The residents of the danchi are old enough to remember a former way of doing things, not talking only about shrines and organized crime but also merchants' organizations, community-led machizukuriまちづくりplanning, later, and they have the leisure time to engage with neighborhood groups and their own danchi committees, but you have to, if you're under the age of, say, forty? and live in Tokyo, have the sense that more powerful forces are at work that make those kinds of things nothing but a diversion. You only moved to the neighborhood because Tokyo is the only place with jobs, and this is one of the few neighborhoods with affordable real estate and rent but also not way out in Kita Ward or built on high earthquake risk land in Sumida Ward—but if the day comes and Mori Building Company decides a residential-hotel-retail complex near Ueno Station makes sense, you'll take their check and hopefully pick up an even nicer apartment Setagaya or Shinjuku. Like, real estate, LCCs, tax-free shopping, and tour groups will wreck the neighborhood long before you'll ever need to rely on your neighbors for help.

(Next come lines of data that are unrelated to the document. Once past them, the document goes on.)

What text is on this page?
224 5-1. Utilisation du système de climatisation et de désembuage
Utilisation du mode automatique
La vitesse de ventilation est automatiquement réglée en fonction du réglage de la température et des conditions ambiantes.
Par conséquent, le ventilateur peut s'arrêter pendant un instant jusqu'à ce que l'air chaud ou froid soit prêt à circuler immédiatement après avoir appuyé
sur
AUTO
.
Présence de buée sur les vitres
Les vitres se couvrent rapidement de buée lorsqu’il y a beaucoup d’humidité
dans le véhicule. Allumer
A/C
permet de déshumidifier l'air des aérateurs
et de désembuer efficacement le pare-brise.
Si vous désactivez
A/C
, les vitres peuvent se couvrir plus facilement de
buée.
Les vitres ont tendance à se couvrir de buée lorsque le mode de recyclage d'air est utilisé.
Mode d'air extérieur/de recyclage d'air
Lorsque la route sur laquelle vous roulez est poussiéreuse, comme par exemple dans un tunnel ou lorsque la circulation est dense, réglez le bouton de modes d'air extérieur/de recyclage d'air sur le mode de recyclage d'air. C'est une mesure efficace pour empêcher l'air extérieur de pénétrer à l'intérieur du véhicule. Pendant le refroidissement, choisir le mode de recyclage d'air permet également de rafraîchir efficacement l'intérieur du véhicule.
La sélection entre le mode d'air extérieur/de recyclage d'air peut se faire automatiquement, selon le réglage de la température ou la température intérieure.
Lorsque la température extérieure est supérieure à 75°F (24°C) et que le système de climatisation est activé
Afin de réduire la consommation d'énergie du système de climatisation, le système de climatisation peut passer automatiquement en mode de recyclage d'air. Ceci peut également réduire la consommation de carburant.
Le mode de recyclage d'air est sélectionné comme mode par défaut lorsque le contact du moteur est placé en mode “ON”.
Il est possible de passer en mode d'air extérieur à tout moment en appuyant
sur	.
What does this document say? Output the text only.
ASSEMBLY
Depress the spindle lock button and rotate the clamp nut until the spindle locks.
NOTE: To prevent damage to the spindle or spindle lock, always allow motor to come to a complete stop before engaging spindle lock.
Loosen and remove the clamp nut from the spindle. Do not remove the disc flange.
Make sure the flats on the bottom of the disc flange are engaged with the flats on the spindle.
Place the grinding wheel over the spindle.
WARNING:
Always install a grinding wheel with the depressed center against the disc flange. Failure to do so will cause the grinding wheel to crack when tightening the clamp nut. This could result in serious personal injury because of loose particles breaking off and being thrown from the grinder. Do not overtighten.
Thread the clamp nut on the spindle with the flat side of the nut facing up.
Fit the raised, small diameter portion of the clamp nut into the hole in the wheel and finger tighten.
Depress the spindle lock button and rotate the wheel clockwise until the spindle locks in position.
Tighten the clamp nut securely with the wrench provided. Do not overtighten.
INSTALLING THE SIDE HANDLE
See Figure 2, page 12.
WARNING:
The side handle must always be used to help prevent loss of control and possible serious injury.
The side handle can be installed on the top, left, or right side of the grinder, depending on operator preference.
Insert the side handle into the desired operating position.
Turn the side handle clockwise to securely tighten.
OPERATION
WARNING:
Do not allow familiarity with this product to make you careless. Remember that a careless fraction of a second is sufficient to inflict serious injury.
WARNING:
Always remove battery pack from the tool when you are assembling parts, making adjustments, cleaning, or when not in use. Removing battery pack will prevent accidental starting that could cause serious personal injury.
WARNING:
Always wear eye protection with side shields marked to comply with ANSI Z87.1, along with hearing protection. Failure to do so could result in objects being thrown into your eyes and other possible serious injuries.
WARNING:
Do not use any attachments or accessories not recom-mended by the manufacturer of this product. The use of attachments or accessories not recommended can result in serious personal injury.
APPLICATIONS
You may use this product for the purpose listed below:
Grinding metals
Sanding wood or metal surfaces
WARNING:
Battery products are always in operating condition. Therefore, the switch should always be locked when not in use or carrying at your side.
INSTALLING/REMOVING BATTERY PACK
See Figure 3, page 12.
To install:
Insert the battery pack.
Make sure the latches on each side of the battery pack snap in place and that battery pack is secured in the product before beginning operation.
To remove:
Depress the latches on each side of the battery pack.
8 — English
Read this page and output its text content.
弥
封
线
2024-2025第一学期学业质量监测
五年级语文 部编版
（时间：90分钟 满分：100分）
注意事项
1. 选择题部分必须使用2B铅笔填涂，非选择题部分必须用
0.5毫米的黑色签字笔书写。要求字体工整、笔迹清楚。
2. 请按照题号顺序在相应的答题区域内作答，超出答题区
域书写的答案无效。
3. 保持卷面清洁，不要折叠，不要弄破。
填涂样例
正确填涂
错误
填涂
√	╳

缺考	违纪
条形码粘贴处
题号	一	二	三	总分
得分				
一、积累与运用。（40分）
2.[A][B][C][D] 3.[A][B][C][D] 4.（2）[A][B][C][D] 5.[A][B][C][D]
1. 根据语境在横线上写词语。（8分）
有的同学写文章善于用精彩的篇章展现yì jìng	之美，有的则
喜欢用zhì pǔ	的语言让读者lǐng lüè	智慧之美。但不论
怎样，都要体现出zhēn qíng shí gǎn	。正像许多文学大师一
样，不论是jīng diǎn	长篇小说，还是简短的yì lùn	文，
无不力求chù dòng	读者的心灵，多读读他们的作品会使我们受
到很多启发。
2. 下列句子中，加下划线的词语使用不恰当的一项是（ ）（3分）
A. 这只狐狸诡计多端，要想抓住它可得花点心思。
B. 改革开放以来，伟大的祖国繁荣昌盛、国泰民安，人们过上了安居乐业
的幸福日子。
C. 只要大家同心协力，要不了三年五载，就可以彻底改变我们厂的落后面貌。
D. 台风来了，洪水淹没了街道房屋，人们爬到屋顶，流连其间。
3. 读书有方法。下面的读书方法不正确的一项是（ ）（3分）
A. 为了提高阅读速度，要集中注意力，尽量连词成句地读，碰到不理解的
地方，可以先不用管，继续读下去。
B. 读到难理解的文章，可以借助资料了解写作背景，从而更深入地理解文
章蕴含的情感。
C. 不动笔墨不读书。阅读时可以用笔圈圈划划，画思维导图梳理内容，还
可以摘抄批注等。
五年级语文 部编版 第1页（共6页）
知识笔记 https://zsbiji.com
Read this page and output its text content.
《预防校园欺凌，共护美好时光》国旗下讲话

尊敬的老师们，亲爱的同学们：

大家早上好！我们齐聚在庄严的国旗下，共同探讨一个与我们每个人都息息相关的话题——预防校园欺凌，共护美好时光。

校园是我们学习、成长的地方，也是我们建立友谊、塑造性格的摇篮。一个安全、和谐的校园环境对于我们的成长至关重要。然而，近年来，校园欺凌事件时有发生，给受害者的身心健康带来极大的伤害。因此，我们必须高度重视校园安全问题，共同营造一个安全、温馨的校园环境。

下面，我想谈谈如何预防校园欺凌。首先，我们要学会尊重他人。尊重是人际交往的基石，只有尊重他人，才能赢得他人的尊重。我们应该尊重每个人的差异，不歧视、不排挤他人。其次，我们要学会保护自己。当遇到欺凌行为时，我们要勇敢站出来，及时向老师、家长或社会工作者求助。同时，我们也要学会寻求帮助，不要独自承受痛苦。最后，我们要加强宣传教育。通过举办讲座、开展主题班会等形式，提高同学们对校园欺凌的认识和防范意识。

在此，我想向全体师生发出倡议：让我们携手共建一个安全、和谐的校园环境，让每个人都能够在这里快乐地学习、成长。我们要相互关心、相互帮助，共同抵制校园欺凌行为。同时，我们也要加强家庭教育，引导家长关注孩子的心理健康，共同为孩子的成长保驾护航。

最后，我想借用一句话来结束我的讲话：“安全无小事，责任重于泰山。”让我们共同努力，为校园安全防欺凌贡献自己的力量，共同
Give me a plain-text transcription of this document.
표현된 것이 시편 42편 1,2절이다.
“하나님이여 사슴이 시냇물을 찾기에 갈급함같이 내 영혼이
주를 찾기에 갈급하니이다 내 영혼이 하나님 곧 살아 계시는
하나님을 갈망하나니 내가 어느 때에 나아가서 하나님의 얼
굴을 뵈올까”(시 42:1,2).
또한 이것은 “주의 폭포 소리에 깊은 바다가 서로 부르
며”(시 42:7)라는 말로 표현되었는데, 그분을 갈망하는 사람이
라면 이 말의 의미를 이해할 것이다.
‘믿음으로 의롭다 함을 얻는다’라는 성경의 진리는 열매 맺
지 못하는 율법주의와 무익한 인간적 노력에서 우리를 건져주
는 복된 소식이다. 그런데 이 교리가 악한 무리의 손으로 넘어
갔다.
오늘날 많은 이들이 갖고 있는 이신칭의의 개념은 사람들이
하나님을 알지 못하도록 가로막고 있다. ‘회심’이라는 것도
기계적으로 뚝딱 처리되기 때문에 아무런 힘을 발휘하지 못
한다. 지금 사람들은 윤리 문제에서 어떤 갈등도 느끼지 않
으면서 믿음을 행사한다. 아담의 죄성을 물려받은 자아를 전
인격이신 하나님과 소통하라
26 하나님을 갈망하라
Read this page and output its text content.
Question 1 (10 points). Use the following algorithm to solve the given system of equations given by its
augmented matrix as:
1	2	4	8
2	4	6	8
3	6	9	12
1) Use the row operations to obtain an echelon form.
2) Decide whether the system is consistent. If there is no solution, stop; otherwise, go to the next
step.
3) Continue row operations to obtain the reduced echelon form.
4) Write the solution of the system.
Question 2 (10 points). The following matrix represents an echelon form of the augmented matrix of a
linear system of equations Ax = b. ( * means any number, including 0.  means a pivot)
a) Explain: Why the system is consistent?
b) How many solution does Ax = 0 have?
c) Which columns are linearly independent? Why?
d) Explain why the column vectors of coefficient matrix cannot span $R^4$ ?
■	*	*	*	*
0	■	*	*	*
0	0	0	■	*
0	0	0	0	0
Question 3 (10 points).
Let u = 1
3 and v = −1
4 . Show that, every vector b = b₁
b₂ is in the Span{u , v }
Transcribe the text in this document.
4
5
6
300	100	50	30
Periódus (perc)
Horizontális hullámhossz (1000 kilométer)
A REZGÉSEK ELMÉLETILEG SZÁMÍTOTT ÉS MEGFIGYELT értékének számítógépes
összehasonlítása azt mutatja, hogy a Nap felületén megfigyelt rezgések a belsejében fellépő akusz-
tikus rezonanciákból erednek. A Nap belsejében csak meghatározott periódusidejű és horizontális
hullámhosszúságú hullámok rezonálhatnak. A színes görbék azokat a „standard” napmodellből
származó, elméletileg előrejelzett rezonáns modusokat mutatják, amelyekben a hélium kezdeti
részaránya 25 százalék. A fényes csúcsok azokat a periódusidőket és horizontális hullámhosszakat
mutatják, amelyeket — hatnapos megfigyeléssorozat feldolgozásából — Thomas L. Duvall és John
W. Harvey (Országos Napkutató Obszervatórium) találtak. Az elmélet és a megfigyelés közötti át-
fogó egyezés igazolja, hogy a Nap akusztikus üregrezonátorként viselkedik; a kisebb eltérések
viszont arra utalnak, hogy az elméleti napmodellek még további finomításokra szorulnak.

(May 20th, 2019) Irohakai いろは会, one of those places where time stood still from roughly 1990 to 2015, down the shopping arcade, time went very slightly faster, the business hotels were replaced with hostels and Airbnbs, the men that used to sleep rough waiting for jobs to come were finally driven out, the older men moved over to Tamahime Park... The arcade was there, most shops shuttered, shelter for the men that drift over from Tamahime, I guess, a few cheap bars, a soba place, Chinese restaurant. The lots are bought up around it, then finally a few lots directly on the arcade are bought, demolished, replaced. The developers push to open up the road, bring traffic down, take the roof off so that the old men of Tamahime can't sit there when it rains and pass a bottle, I guess, and it comes down. What a strange place to walk through now! Unless you knew it was there, unless you noticed the few Ashita no Joe tie-in banners here and there, you'd never know it was a thing, right? It's one of those places, too, disconnected from the neighborhood in a way, since the men that patronized it in the good days were out-of-towners, day laborers, etc. rather than arcade neighbors. I mean, unlike the arcade at Minowa or Senzoku Dori, running down to Asakusa. There was a different character. Nobody ever settled in. It was always on the edge of town. The area was always populated by marginal people, way out on the periphery of the city, beyond Yoshiwara and beyond Asakusa. I'll tell you this, I walked through, but mostly out of a sense of obligation. I never bought a thing on Irohakai. And especially today, with, I think, every single shop closed, definitely no reason to stop, on my way to Senzoku Dori to buy zhacai at the Chinese grocery store over there.

(May 21st, 2019) When am I ever up early enough to see the garbage set out in the neighborhood? Never. I was up all night, dozed off around seven in the morning, got up before the pickup, around ten, when everyone had already gone to work or school and the streets were empty and still wet from a dawn rain.